The most common differential diagnosis of NBTE is infective endocarditis. The vegetations in infective endocarditis generally appear as large, irregular masses on the valve cusps that can extend onto the cords. Unlike NBTE, damage to the underlying valve tissue and extension into the surrounding structures is not uncommon in infective endocarditis. Laboratory parameters can also be useful in distinguishing infective endocarditis from NBTE. Menard et al. suggested that three laboratory tests, namely white blood cell count, CRP and APLA level can help distinguish between these two conditions in most cases.[13] White blood cell count is expected to be low in SLE flare and elevated in infection. CRP is usually elevated in infection, although some elevation may also be seen in active SLE. Elevated APLA titre is also more suggestive of SLE rather than infection, though it cannot exclude concomitant infection. In our patient, none of the laboratory parameters were suggestive of infective endocarditis.

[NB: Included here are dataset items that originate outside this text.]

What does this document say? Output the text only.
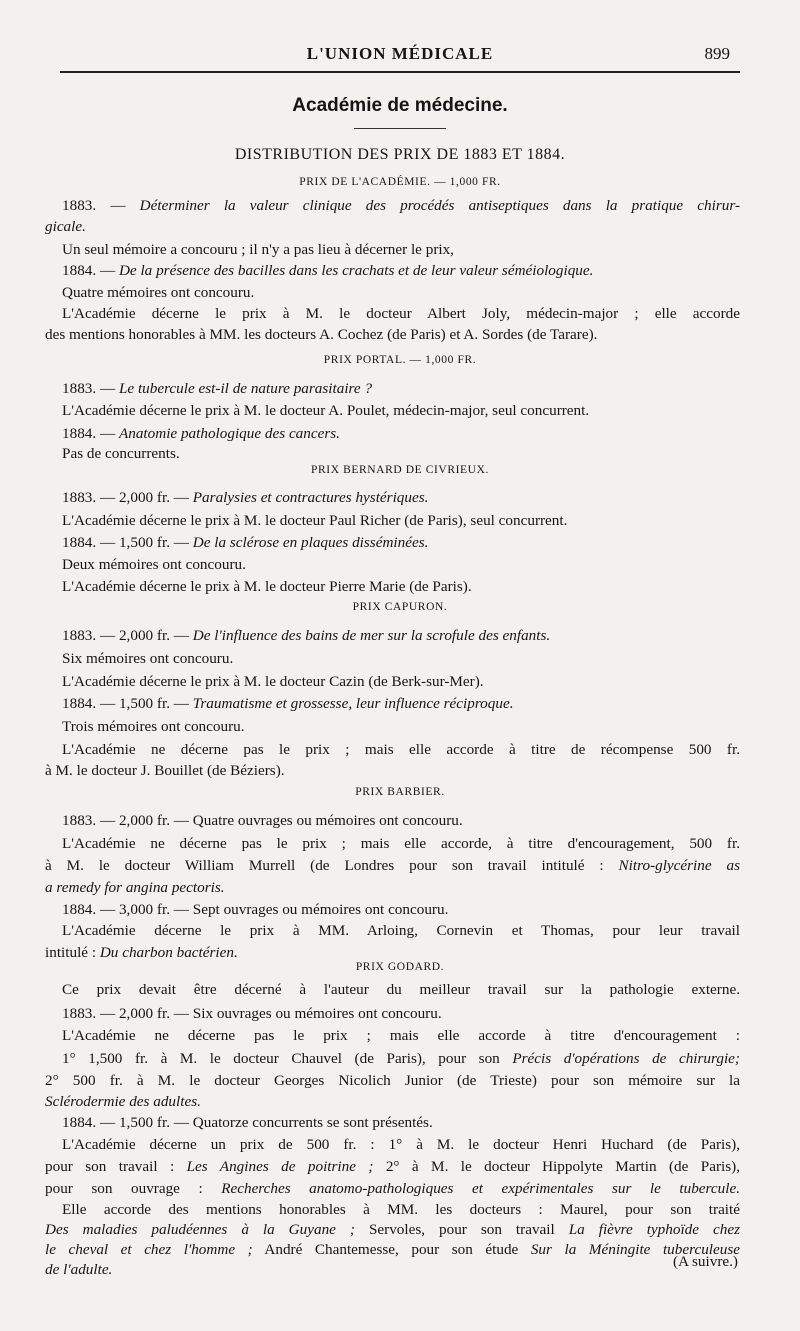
L'UNION MÉDICALE	899
Académie de médecine.
DISTRIBUTION DES PRIX DE 1883 ET 1884.
PRIX DE L'ACADÉMIE. — 1,000 FR.
1883. — Déterminer la valeur clinique des procédés antiseptiques dans la pratique chirur-
gicale.
Un seul mémoire a concouru ; il n'y a pas lieu à décerner le prix,
1884. — De la présence des bacilles dans les crachats et de leur valeur séméiologique.
Quatre mémoires ont concouru.
L'Académie décerne le prix à M. le docteur Albert Joly, médecin-major ; elle accorde
des mentions honorables à MM. les docteurs A. Cochez (de Paris) et A. Sordes (de Tarare).
PRIX PORTAL. — 1,000 FR.
1883. — Le tubercule est-il de nature parasitaire ?
L'Académie décerne le prix à M. le docteur A. Poulet, médecin-major, seul concurrent.
1884. — Anatomie pathologique des cancers.
Pas de concurrents.
PRIX BERNARD DE CIVRIEUX.
1883. — 2,000 fr. — Paralysies et contractures hystériques.
L'Académie décerne le prix à M. le docteur Paul Richer (de Paris), seul concurrent.
1884. — 1,500 fr. — De la sclérose en plaques disséminées.
Deux mémoires ont concouru.
L'Académie décerne le prix à M. le docteur Pierre Marie (de Paris).
PRIX CAPURON.
1883. — 2,000 fr. — De l'influence des bains de mer sur la scrofule des enfants.
Six mémoires ont concouru.
L'Académie décerne le prix à M. le docteur Cazin (de Berk-sur-Mer).
1884. — 1,500 fr. — Traumatisme et grossesse, leur influence réciproque.
Trois mémoires ont concouru.
L'Académie ne décerne pas le prix ; mais elle accorde à titre de récompense 500 fr.
à M. le docteur J. Bouillet (de Béziers).
PRIX BARBIER.
1883. — 2,000 fr. — Quatre ouvrages ou mémoires ont concouru.
L'Académie ne décerne pas le prix ; mais elle accorde, à titre d'encouragement, 500 fr.
à M. le docteur William Murrell (de Londres pour son travail intitulé : Nitro-glycérine as
a remedy for angina pectoris.
1884. — 3,000 fr. — Sept ouvrages ou mémoires ont concouru.
L'Académie décerne le prix à MM. Arloing, Cornevin et Thomas, pour leur travail
intitulé : Du charbon bactérien.
PRIX GODARD.
Ce prix devait être décerné à l'auteur du meilleur travail sur la pathologie externe.
1883. — 2,000 fr. — Six ouvrages ou mémoires ont concouru.
L'Académie ne décerne pas le prix ; mais elle accorde à titre d'encouragement :
1° 1,500 fr. à M. le docteur Chauvel (de Paris), pour son Précis d'opérations de chirurgie;
2° 500 fr. à M. le docteur Georges Nicolich Junior (de Trieste) pour son mémoire sur la
Sclérodermie des adultes.
1884. — 1,500 fr. — Quatorze concurrents se sont présentés.
L'Académie décerne un prix de 500 fr. : 1° à M. le docteur Henri Huchard (de Paris),
pour son travail : Les Angines de poitrine ; 2° à M. le docteur Hippolyte Martin (de Paris),
pour son ouvrage : Recherches anatomo-pathologiques et expérimentales sur le tubercule.
Elle accorde des mentions honorables à MM. les docteurs : Maurel, pour son traité
Des maladies paludéennes à la Guyane ; Servoles, pour son travail La fièvre typhoïde chez
le cheval et chez l'homme ; André Chantemesse, pour son étude Sur la Méningite tuberculeuse
de l'adulte.	(A suivre.)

In a valvular mass with frond-like appearance, as seen in our case, papillary fibroelastoma is also a strong possibility. These tumours have a characteristic frond-like appearance resembling a sea anemone. On echocardiography, they appear as small, well-delineated, pedunculated masses which are round, oval or irregular in shape.[14] Half of these tumours have stalks and are mobile. These tumours have a predilection for valves, involving valves in >90% of patients.[14] The aortic valve is most commonly involved, but there is preference for the ventricular surface. In case of mitral valve, however, the atrial surface is the usual site for occurrence of papillary fibroelastoma.[15] There are few case reports involving tricuspid and pulmonary valve. These tumours tend to involve the body of the valve leaflets, mostly in the midportion, and well away from the free edge or the annulus.[15] The diagnosis is usually suspected on the basis of the typical echocardiographic appearance of these lesions. Cardiac MRI can further help in the diagnosis. Thrombus or mass in NBTE will be seen as low-intensity signal, whereas papillary fibroelastoma will be seen as moderate-to-high intensity signal. In our patient, echocardiographic features indicated a papillary fibroelastoma and cardiac MRI seemed to suggest the same diagnosis, even though it was non-confirmatory.

Suspected NBTE is treated for the underlying disease and with anticoagulation. The indications for surgical intervention are not clear but perhaps include recurrent thromboembolism despite therapeutic anticoagulation, acute congestive cardiac failure due to valvular dysfunction and/or persistent uncertainty about the aetiological diagnosis.[16] In our patient, surgery was performed because the patient had presented with a clinically important valve dysfunction that had occurred despite the patient being on a therapeutic dose of warfarin. Given the location and the frond-like appearance of the mass, there was a definite risk of embolism from the mass with potentially devastating complications. Surgery was contemplated because of a persistent diagnostic dilemma not resolved by the noninvasive evaluation, which included echocardiography and cardiac MRI.


This case shows an unusual morphological appearance of vegetation in NBTE and emphasizes that in a patient of APLA syndrome presenting with a mass lesion on the valve, NBTE should remain a possibility, regardless of the morphological appearance of the mass lesion.